Harnessing AI Agents to Redefine the Future of Commerce

April 2025

The first time I interacted with LLMs a couple of years ago, I couldn’t initially decide whether this would be another gimmicky fad or a truly life-changing piece of technology. Artificial Intelligence has been around for a long time and already extensively used in operational tasks to drive automation, data analysis and classification. However, what has fundamentally changed is the concept of Generative AI. AI systems now have the ability to generate new content, new data, new answers, which carry high impact on businesses, consumers, industries, and more broadly on management systems and decision-making processes. Generative AI is now capable of proposing an infinite number of right answers and the challenge we, as leaders, face today is how do we choose? How do we evaluate these models?

The Generative AI value gap, to quote C. Kozyrkov can be explained through 6 major points:

  1.     The importance of clarifying who gets to call the ‘shots’ when there are virtually unlimited right answers proposed by AI systems.
  2.     The importance of clarifying what organisational strategies are and how ROI should be measured.
  3.     Be the author of meaning. That is for leaders to be clear about their thoughts, and be clear and precise in their communication approach when managing technical subjects.
  4.     Thinking in terms of ‘good enough’. Have a clear definition of what good enough looks like and stay truthful to it.
  5.     Leverage a ‘Human in the Loop’ approach where human readings can evaluate outputs according to wider strategic goals.
  6.     Leverage randomised control tests to evaluate results scientifically.
  7.     Tie the output back to the business. Why would this be an improvement? How would it affect business performance?

In my fifteen years of experience in Digital and eCommerce, I've witnessed numerous innovations that promise to revolutionize how we buy and sell online. From mobile commerce to voice shopping, to the rise of marketplaces, each wave brought incremental changes to the digital retail landscape. However, few developments have the potential for such profound transformation as what I’m now seeing with agentic AI. New shopping assistants living on new interfaces ready to generate the perfect solution that responds to online shoppers’ needs.

We find ourselves at a fascinating inflection point. The conversational AI interfaces that dominated headlines in recent years are evolving into something potentially more powerful and autonomous fueled by exciting generative capabilities.

In the year 2024, the market value of agentic artificial intelligence (AI) stood at 5.1 billion U.S. dollars. It is anticipated that this market value will surpass 47 billion U.S. dollars, with a compound annual growth rate of over 44 percent, as reported by Capgemini.

According to McKinsey's "The State of AI in 2023" report, 40% of respondents in retail and packaged consumer goods have already adopted AI for product development and service optimization, demonstrating the accelerating pace of AI adoption in commerce (McKinsey, 2023). Behind these statistics are real businesses racing to understand and implement AI capabilities that go beyond simple automation.

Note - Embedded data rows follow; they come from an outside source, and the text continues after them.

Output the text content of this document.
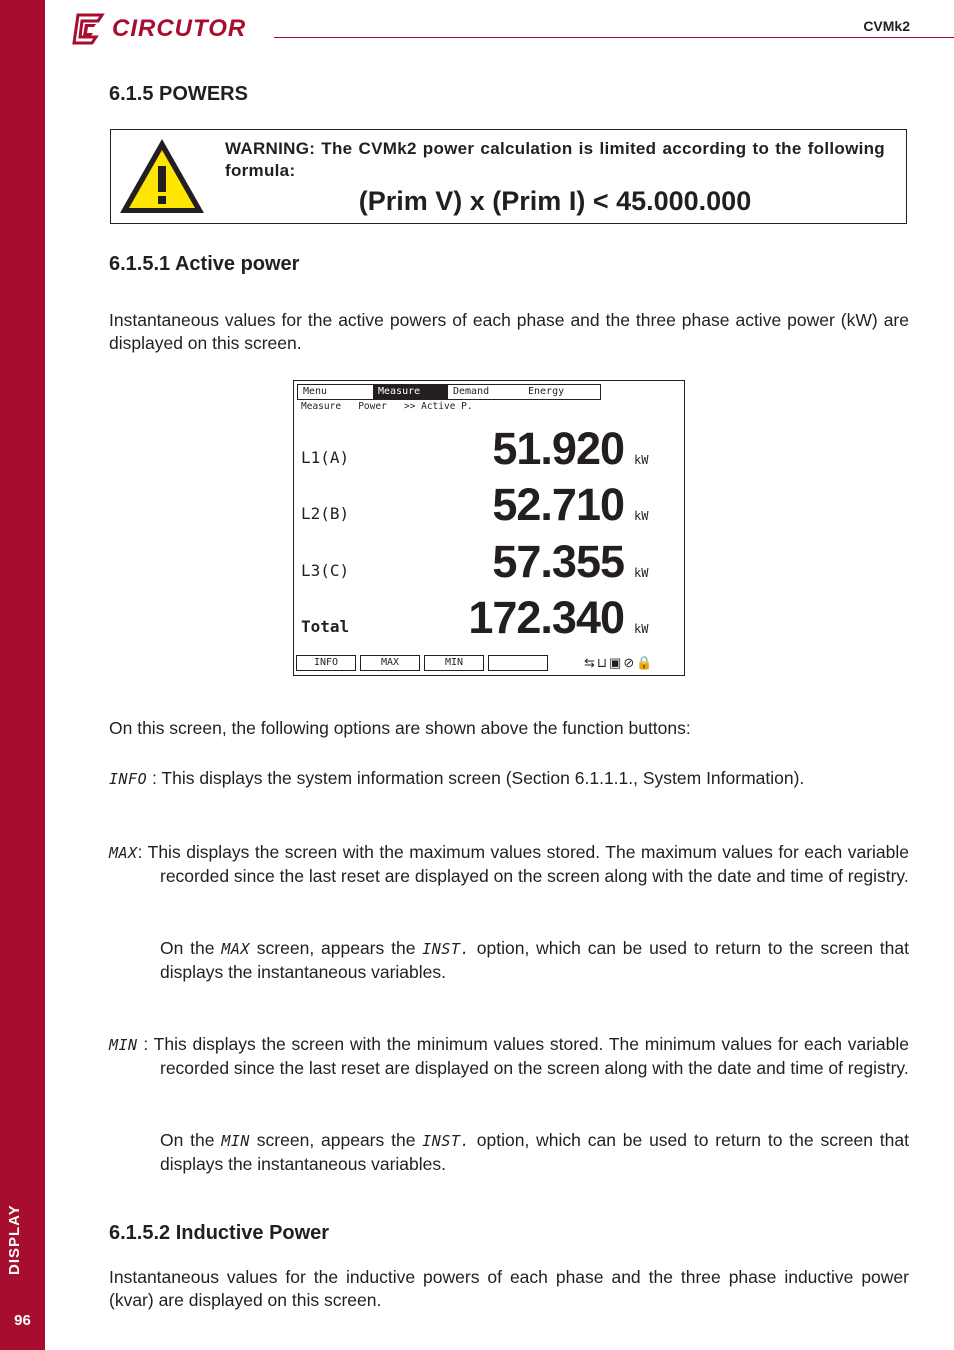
DISPLAY
96
CIRCUTOR	CVMk2
6.1.5 POWERS
WARNING: The CVMk2 power calculation is limited according to the following formula:
(Prim V) x (Prim I) < 45.000.000
6.1.5.1 Active power

Instantaneous values for the active powers of each phase and the three phase active power (kW) are displayed on this screen.

Menu	Measure	Demand	Energy
Measure   Power   >> Active P.
L1(A)	51.920 kW
L2(B)	52.710 kW
L3(C)	57.355 kW
Total	172.340 kW
INFO	MAX	MIN	⇆⊔▣⊘🔒

On this screen, the following options are shown above the function buttons:

INFO : This displays the system information screen (Section 6.1.1.1., System Information).

MAX: This displays the screen with the maximum values stored. The maximum values for each variable recorded since the last reset are displayed on the screen along with the date and time of registry.

On the MAX screen, appears the INST. option, which can be used to return to the screen that displays the instantaneous variables.

MIN : This displays the screen with the minimum values stored. The minimum values for each variable recorded since the last reset are displayed on the screen along with the date and time of registry.

On the MIN screen, appears the INST. option, which can be used to return to the screen that displays the instantaneous variables.

6.1.5.2 Inductive Power

Instantaneous values for the inductive powers of each phase and the three phase inductive power (kvar) are displayed on this screen.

In this post, I'll explore how agentic AI systems could reshape the commerce landscape, examine the frameworks that define their capabilities, and analyze how businesses are beginning to explore these technologies. Most importantly, I'll consider the critical question: Are we witnessing the early stages of a fundamental shift in how eCommerce functions?

Looking Ahead: The Evolution of eCommerce

The evolution of AI in commerce—from basic recommendation engines to the brink of autonomous agentic systems—signals a profound shift in how businesses and consumers interact. While truly agentic commerce remains more vision than reality today, the foundational technologies are rapidly advancing across multiple domains.

The question is no longer if AI will transform commerce—it already has—but rather how quickly and to what extent agentic capabilities will mature, and what new forms of commerce they might unlock.

For businesses, this calls for a strategic approach that balances current limitations with future readiness. Practical steps might include:

  • Improving data readiness: Structuring product data, pricing, and inventory in machine-readable formats. As one eCommerce platform architect put it, “The companies that organize their data with AI readability in mind today will have a significant advantage tomorrow.”
  • Experimenting with automation: Deploying existing AI tools in targeted areas like inventory optimization or personalized recommendations. These pilots build internal capability and foster customer trust in AI experiences.
  • Tracking technological developments: Staying up to date on advances in multimodal AI, planning algorithms, and autonomous agents that are rapidly pushing the boundaries of what’s possible.

The path toward agentic commerce is likely to be evolutionary, not revolutionary—with human oversight continuing to play a vital role. In my own testing of emerging shopping technologies, I’ve found that the most effective systems are those that thoughtfully integrate AI with human judgment, leveraging the strengths of both.

What excites me most isn’t just the potential for greater efficiency, but the opportunity for more intentional consumption. By delegating routine decisions to AI, we may create space for more mindful, value-driven choices.

As we move forward, one thing is clear: the relationship between consumers, brands, and the intelligent systems connecting them will continue to evolve—bringing both opportunities and responsibilities. By staying informed and adaptive, we can help shape a future of commerce that is not only smarter but more meaningful.